Combinatorics of a Tournament 
$8$ people participate in a tournament, so that each person plays with all the other people once. If a person wins against another, then the winner gets $2$ points, while the losing team will get none. If they tie, they each get $1$ point, respectively. When finished, the people are ranked depending on how many points they have in total. How many points does a person need to have, to secure their spot in the best four players.

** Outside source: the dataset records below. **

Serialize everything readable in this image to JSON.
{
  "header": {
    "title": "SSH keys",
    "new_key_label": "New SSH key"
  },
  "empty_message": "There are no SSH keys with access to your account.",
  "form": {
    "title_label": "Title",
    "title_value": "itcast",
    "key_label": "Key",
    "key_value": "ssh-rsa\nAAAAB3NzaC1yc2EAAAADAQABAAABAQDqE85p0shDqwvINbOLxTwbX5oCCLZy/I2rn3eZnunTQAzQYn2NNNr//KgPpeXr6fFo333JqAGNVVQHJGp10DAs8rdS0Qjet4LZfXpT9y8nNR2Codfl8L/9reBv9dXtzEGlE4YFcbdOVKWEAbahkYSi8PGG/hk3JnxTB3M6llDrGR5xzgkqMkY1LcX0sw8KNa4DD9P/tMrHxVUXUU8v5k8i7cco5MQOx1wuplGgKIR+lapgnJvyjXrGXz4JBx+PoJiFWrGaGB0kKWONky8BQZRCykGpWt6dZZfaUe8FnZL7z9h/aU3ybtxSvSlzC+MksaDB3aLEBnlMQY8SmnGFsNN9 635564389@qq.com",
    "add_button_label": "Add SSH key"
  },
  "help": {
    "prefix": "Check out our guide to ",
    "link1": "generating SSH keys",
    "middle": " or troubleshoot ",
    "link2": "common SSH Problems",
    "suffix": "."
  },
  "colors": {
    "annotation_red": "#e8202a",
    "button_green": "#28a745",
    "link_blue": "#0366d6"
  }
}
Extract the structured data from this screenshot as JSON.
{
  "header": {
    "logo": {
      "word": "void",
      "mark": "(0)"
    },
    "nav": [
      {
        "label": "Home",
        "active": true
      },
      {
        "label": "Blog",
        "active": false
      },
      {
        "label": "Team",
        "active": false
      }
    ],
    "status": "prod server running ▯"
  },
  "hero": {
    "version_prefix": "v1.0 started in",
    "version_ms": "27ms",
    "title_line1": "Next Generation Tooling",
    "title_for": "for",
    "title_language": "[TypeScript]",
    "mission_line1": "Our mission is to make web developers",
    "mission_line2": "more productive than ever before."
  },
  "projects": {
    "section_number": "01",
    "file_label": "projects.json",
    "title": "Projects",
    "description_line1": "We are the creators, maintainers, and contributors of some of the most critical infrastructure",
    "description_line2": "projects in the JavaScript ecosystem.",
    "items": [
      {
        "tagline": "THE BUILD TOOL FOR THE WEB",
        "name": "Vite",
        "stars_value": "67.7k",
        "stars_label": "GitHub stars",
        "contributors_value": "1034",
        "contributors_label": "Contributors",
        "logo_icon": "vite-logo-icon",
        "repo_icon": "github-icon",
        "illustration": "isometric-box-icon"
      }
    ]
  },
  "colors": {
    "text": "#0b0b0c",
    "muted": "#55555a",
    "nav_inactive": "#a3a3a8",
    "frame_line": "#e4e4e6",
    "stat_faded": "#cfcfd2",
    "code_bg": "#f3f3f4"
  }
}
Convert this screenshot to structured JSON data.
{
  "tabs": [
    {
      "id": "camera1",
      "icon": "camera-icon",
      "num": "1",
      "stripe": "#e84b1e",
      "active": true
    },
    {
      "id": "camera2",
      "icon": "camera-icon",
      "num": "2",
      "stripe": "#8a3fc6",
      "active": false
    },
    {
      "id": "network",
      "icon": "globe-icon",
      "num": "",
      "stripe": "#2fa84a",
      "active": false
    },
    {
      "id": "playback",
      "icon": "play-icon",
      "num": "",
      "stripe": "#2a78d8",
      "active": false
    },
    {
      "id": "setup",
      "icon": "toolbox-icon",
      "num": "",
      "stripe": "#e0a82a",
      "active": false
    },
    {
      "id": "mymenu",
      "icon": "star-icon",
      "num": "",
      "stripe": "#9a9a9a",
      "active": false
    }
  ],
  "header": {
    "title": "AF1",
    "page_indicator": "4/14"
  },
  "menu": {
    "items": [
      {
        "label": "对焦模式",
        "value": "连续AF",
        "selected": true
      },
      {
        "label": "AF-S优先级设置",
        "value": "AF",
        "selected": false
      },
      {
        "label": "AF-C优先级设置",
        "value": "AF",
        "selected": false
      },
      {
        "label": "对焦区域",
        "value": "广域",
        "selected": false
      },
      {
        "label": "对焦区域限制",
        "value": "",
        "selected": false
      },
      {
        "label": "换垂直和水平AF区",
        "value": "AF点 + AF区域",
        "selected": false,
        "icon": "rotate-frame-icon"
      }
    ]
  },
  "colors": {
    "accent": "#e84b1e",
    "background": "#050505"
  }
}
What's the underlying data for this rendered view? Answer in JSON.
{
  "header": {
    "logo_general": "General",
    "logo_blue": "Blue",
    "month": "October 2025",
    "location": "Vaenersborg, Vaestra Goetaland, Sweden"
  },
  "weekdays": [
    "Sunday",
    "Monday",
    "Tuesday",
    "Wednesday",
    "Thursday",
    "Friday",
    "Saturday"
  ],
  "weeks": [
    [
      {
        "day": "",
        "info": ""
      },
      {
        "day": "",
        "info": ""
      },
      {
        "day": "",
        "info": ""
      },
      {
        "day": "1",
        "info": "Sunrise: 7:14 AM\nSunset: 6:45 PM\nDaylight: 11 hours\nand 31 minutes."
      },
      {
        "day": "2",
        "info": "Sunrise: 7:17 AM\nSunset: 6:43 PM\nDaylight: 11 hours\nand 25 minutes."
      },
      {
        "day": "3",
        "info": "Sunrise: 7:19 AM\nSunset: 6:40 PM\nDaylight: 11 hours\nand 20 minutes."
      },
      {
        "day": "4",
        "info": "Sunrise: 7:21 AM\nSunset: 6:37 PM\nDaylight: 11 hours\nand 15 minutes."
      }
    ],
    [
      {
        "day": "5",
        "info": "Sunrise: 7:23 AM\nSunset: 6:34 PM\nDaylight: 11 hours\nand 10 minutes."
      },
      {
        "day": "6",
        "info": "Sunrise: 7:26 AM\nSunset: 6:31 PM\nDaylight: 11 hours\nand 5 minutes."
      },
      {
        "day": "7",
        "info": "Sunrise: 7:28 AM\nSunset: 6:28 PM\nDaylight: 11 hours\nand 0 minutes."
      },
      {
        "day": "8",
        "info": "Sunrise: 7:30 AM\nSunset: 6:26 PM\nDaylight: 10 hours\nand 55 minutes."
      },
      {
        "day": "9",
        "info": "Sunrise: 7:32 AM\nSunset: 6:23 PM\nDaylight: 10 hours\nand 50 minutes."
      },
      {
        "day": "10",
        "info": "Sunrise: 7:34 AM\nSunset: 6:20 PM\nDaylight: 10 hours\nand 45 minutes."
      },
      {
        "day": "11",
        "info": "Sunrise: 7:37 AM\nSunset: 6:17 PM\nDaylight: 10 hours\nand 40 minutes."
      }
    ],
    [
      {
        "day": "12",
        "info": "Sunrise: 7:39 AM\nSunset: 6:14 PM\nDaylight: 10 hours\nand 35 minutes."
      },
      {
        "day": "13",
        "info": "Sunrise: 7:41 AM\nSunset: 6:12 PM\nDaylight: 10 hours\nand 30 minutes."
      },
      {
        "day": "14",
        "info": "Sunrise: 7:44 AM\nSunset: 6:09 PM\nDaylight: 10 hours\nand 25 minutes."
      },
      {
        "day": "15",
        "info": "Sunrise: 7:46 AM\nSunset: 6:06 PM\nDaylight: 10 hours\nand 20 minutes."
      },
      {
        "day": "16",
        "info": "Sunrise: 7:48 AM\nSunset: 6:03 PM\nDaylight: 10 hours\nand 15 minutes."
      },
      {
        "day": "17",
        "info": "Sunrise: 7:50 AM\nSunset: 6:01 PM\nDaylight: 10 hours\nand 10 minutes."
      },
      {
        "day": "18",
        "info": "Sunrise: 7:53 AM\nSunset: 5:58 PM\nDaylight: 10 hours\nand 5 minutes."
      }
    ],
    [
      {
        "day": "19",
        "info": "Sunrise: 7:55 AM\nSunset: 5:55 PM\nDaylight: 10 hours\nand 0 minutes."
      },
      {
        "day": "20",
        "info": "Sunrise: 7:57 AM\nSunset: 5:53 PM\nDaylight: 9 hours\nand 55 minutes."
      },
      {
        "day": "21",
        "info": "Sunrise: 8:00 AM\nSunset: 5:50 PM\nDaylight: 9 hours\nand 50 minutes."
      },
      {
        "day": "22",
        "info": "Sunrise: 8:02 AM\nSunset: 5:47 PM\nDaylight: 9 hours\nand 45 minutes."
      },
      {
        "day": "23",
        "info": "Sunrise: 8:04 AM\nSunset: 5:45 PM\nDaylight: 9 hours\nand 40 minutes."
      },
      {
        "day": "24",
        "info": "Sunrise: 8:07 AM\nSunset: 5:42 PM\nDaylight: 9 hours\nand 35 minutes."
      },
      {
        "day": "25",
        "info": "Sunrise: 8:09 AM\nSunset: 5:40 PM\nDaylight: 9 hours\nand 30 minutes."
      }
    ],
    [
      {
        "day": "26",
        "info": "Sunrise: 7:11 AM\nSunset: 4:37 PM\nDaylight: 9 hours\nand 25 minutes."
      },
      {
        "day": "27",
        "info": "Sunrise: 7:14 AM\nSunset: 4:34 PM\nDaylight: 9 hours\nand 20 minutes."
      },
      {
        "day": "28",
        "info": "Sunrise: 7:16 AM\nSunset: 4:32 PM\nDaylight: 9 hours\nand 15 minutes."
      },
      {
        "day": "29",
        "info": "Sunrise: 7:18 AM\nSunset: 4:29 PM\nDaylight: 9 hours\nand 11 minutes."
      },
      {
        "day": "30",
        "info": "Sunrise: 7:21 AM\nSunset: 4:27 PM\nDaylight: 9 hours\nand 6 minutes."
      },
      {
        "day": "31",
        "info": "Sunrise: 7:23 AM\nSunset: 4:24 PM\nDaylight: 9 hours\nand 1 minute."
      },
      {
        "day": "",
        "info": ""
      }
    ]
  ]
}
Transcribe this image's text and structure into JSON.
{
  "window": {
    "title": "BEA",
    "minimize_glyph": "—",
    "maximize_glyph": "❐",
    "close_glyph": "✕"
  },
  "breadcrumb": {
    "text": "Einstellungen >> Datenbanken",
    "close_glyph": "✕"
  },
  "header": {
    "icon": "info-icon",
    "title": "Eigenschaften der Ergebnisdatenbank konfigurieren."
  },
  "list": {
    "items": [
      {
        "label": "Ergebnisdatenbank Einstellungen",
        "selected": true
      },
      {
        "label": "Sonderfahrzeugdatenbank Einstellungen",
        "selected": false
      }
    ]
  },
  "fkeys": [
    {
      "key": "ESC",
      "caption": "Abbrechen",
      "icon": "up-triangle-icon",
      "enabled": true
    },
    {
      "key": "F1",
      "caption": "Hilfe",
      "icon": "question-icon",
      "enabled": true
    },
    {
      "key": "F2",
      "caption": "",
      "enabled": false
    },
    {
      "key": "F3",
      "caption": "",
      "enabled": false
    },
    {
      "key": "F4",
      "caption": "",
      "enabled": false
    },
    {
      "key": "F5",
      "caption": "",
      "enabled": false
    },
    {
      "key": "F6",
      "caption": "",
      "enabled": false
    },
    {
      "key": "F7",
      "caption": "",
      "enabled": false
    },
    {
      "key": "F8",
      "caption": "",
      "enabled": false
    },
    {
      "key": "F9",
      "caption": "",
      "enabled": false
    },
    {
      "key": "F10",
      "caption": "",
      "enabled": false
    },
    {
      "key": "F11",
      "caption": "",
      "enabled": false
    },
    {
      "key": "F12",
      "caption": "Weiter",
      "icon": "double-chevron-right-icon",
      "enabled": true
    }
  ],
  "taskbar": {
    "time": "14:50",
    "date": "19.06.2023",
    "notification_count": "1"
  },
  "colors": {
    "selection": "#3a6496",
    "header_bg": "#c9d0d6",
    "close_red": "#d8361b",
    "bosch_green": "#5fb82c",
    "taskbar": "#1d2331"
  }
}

I know that the maximum possible amount of points one can achieve is $14.$ I also know a score of $12$ gurantees you to be in the top $5.$ I'm not really sure how to continue with this information, how would I do this problem?
 A: Note that there are a total of $56 = 2\binom{8}{2}$ total points given out in the tournament. If anyone gets at least $11$ points, then they are guaranteed to be in the top 4. Suppose for contradtiction otherwise, that there are at least $5$ people who earn $11$ points. Then that would mean there's only  $56 - 5\times 11 = 1$ point left over that could have been won by one of the 3 remaining players. This is impossible though because these players also play against each other, and so within these $3$ players there must have been $6 = 2\binom{3}{2}$ points allocated from these games.
Now we show that getting $10$ points isn't enough to be in the top 4 (assuming arbitrary tie-breaking). We show that there is a scenario where there are five players who get $10$ points each. Label the players 1 through 8.

*

*Player 1 beats 2, 3, 6, 7, 8

*Player 2 beats 3, 4, 6, 7, 8

*Player 3 beats 4, 5, 6, 7, 8

*Player 4 beats 5, 1, 6, 7, 8

*Player 5 beats 1, 2, 6, 7, 8

*Player 6 beats 7

*Player 7 beats 8

*Player 8 beats 6

This scenario works.